= St. Louis shag =

Swing dance

St. Louis shag is a swing dance that evolved from the Lindy Hop, Collegiate Shag and Charleston. It is a fast, closed position dance that is usually done to stomp, jump, and boogie-woogie music.

St. Louis Shag is a territory swing dance which originated in St. Louis, Missouri in the 1930s. The dance has a stationary 8-count basic that is commonly composed of triple-step, kick, triple-step, kick. Another basic version, popularized by Kenny Wetzel, an East St. Louis native who moved to Southern California in the 1950s, is composed of triple-step, kick, step-stomp, run-run. Eddie Plunkett and Dottie Spokesfield of St. Louis had another version of the basic composed of triple-step, kick, double kick.

The dance's rhythmic variations include inside crosses (also known as over the tops), fall off the logs, and customizable stomps, kicks, taps, and holds.

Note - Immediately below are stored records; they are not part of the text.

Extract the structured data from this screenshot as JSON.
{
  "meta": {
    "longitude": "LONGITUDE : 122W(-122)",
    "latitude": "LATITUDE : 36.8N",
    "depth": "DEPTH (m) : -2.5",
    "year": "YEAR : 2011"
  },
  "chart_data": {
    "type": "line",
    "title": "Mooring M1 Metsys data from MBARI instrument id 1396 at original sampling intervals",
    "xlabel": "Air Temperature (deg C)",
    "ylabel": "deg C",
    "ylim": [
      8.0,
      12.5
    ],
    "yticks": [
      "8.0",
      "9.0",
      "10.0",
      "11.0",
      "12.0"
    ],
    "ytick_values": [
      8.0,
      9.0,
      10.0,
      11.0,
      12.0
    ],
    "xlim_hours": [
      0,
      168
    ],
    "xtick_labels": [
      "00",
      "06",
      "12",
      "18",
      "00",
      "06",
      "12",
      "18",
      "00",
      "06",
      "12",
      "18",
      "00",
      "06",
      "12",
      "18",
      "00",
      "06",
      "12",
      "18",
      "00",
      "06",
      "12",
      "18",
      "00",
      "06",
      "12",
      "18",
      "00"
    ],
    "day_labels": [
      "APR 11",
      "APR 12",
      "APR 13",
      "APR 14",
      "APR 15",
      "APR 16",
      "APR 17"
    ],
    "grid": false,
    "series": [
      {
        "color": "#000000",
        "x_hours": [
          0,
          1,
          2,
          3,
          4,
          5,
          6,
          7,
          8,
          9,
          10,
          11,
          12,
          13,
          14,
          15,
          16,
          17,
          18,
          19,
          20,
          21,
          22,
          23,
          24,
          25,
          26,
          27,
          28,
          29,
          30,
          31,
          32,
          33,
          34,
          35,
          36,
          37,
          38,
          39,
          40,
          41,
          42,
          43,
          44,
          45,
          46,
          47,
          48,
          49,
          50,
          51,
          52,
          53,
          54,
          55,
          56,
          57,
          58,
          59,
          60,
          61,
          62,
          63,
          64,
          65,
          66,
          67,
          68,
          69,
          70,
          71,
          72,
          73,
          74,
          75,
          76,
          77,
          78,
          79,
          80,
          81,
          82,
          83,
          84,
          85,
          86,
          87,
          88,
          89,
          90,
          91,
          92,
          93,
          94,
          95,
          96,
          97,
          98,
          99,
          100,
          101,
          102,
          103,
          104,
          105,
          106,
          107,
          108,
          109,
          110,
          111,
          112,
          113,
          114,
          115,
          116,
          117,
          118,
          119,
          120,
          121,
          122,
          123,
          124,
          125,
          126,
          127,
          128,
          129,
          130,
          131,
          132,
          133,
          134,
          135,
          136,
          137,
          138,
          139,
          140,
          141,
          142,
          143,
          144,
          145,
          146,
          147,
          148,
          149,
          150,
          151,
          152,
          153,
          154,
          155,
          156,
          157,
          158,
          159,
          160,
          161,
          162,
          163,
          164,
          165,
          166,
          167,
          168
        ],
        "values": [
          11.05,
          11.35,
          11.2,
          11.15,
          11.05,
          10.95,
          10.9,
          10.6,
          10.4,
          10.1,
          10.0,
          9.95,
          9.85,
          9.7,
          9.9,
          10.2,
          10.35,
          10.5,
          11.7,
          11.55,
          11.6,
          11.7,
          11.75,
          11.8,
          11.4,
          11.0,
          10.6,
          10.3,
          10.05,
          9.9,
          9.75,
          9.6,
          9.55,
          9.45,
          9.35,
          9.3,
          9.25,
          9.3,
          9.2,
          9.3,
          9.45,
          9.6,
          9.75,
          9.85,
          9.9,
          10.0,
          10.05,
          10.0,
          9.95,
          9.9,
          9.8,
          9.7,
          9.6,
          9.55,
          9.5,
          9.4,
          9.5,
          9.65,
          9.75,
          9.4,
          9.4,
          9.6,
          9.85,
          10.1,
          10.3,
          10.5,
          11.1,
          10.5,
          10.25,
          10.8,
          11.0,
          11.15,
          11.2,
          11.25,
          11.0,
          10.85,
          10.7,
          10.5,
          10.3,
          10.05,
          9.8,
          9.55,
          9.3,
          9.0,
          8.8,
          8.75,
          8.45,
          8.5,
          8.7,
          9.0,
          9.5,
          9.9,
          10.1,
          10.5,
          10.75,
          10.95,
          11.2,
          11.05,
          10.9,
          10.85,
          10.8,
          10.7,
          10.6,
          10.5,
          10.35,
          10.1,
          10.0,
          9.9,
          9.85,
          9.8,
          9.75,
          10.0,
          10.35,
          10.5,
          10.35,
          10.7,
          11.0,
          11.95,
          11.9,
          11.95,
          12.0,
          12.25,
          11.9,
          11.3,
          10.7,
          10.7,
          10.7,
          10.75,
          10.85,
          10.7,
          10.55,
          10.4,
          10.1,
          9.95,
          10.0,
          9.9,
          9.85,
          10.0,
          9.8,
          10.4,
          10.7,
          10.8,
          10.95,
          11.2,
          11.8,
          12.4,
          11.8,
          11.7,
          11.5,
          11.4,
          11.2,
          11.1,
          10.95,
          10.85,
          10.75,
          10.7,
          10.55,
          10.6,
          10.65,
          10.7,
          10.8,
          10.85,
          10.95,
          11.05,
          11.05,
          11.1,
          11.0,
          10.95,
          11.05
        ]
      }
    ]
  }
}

St. Louis Shag is often done to up-tempo swing, rock and roll, and blues music. Dancers usually transition freely between shag and jitterbug steps.

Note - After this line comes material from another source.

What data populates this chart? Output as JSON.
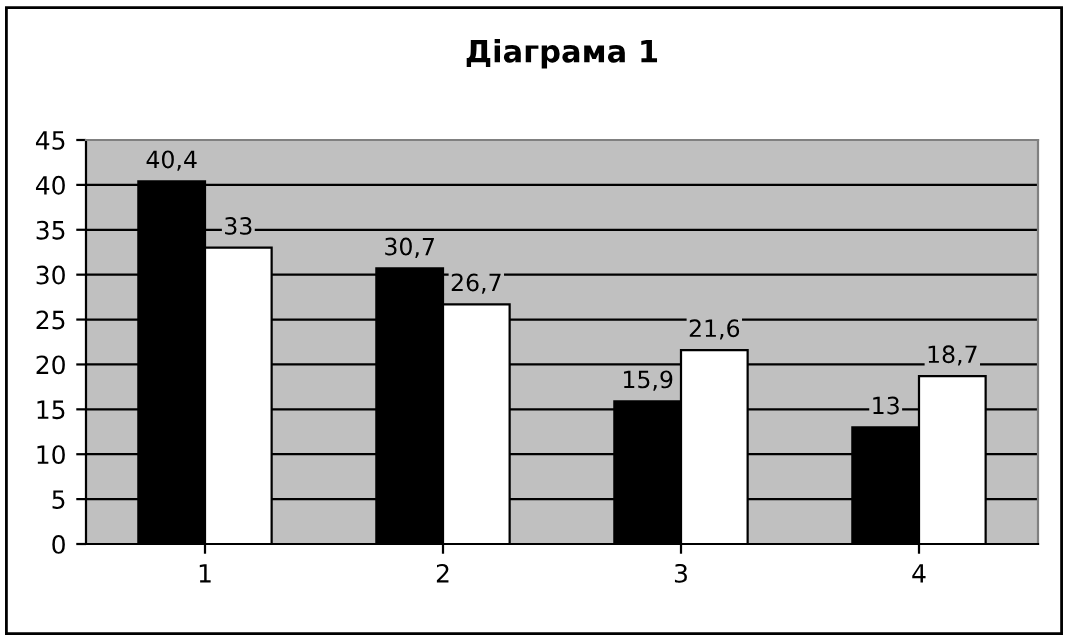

The Shag has a long history in St. Louis, first in swing, then rock and roll, jazz, jump blues, and R&B, which probably changed the dance's look and feel while preserving its characteristics. Pioneers of St. Louis Shag include 1930s and 40s-era dancers Tommy Russo, Dolores Shy, Virginia Shy, Mike Renda, Joe Renda, Eva Renda, Eddie Plunkett, Dottie Spokesfield, Jim Byrnes, and Lorraine Byrnes. Dancers from the 1950s, '60s, and beyond include Kenny Wetzel, John Bedrosian, Valerie LaFemina, Bob Brooks, and Sylvia Sykes.